De plus, les membres du CiviCERT ont accès à une instance de la Malware Information Sharing Platform (MISP), du projet Phishdetect et une instance du Cuckoo Sandbox qui facilite l’analyse criminalistique des logiciels malveillants, analysant ce qu’ils font, les composants qu’ils affectent et les connexions qu’ils font.
Le CiviCERT et les centres d’assistance à la sécurité numérique pour la société civile font encore figure d’exception, et les modèles actuels de CERT/CSIRT/COS ne sont habituellement pas développés en pensant aux citoyen·nes et à la société civile.

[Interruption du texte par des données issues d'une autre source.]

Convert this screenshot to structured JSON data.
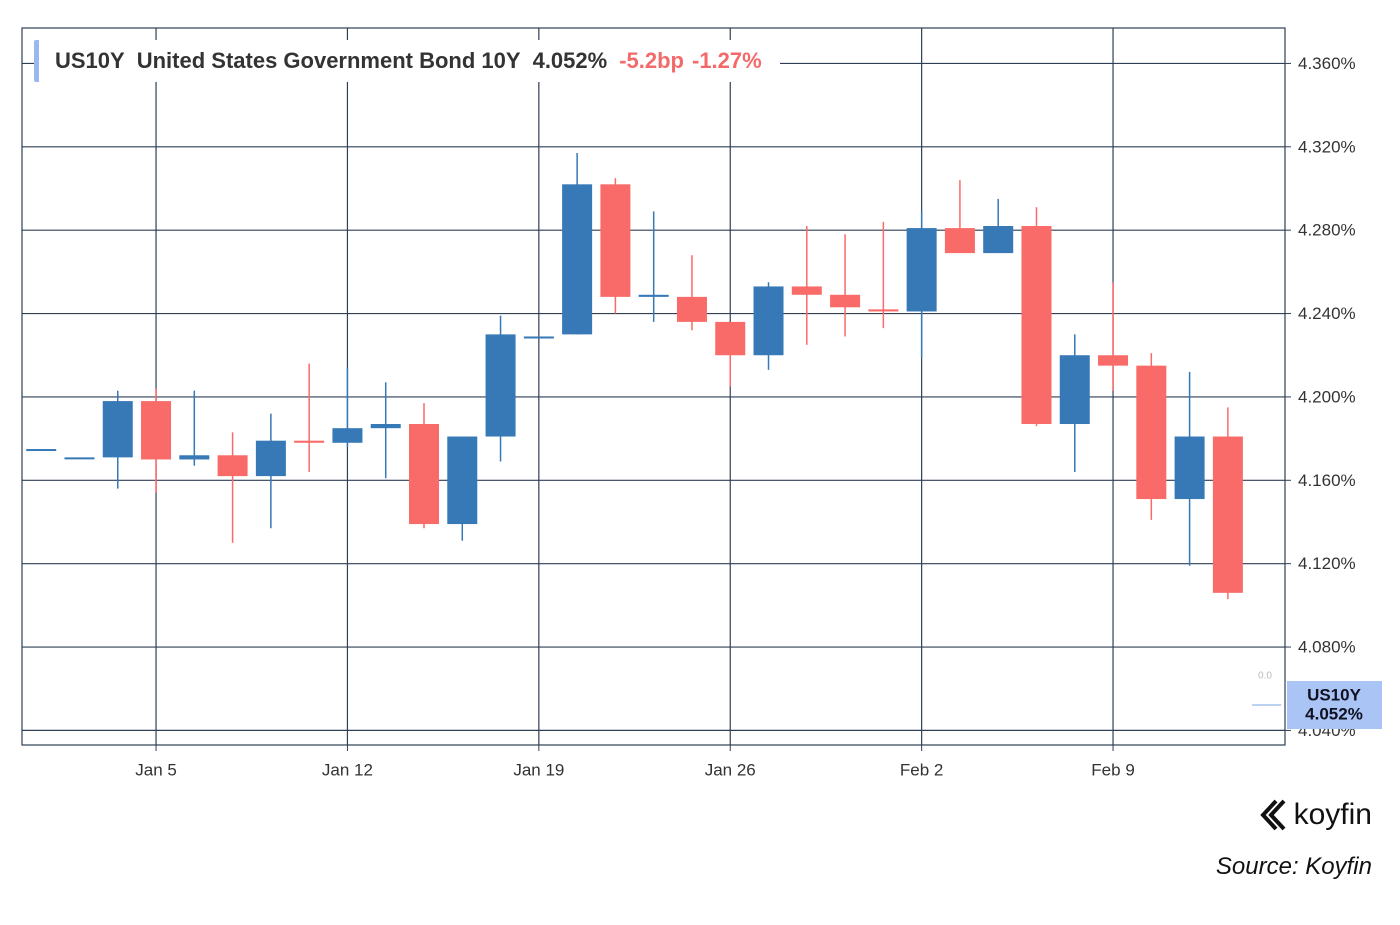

Ils tendent à être orientés principalement vers le secteur commercial et gouvernemental, et n’adoptent pas une perspective intersectionnelle dans la façon dont ils analysent les risques rencontrés par les publics qu’ils servent. Ils ont plutôt tendance à promouvoir une vision apolitique et neutre des technologies. Ceci peut entraîner de graves problèmes car les instituts de sécurité numérique financés par l'argent public ne donnent la priorité qu’aux entités commerciales et aux personnes mineures, ignorant le risque auquel font face les femmes, les personnes LGBTQIA+ et les populations traditionnellement discriminées et marginalisées, toutes étant souvent la cible de fraude électronique, de cybercrime et de violences de genre dans les espaces numériques, et ne sont habituellement pas prises en charge par ces organisations. Le fardeau que suppose de contrer ces dangers, risques et violences retombe sur la société civile auto-organisée, qui ne reçoit qu’un financement et un soutien limités.